No. Repeating the exact same hashtag set on consecutive posts can trigger Instagram's repetitive behaviour filter, which reduces how many non-followers see your content through those tags. Build two or three sets for each topic and rotate between them. Small variations — swapping two tags between sets — are enough to signal variety to the algorithm.
Do hashtags work the same on all platforms?
No — each platform has a distinct hashtag model. Instagram and TikTok use them for discovery and topic subscription. Twitter uses them for real-time conversation joining. LinkedIn uses them for professional topic feeds. YouTube uses them primarily for categorisation and secondary navigation. The hashtag generator's platform tabs reflect these differences by adjusting the recommended count and hashtag selection for each context.

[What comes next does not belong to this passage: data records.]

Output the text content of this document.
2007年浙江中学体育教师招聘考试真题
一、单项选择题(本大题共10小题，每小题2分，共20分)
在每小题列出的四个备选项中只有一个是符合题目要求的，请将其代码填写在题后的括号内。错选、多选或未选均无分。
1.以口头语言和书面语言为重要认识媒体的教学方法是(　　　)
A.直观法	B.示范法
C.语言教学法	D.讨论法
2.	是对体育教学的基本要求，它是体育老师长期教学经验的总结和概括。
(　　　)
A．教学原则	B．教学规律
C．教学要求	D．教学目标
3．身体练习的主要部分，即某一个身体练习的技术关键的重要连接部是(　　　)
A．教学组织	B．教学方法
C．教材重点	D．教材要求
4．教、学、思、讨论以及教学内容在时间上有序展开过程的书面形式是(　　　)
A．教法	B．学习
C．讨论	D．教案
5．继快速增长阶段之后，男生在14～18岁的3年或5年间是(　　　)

Are banned hashtags a real risk?
Yes, on Instagram specifically. Instagram maintains a list of restricted or banned hashtags that have historically been associated with spam, adult content, or coordinated inauthentic behaviour. Using a banned hashtag does not get your account penalised, but content containing it will not appear in hashtag feeds — reducing the reach benefit to zero. Search every hashtag directly in the Instagram app before adding it to your bank; if the recent tab shows no posts or is empty, the hashtag is likely restricted.
How do I find out if a hashtag has enough reach?
Check the post count in the platform's search bar. For Instagram, a rough guideline: under 10,000 posts means an extremely niche tag with little discovery value; 10K–500K is the productive mid-range for most creators; 500K–5M reaches a large audience but competition is high; over 10M means your post will disappear from the feed within minutes. For YouTube, check the hashtag's results page — if the first results are high-quality, high-view videos, it may be too competitive unless your channel already has authority.
Does keyword density in captions affect reach?
Yes, especially on TikTok and YouTube where caption and description text is indexed as search content. Including your primary keyword in the first line of the caption, alongside relevant hashtags, reinforces the topic signal. Avoid over-repeating keywords — once or twice in a short caption is sufficient. For longer descriptions, use the Word Counter to keep your description within a readable length and check density naturally.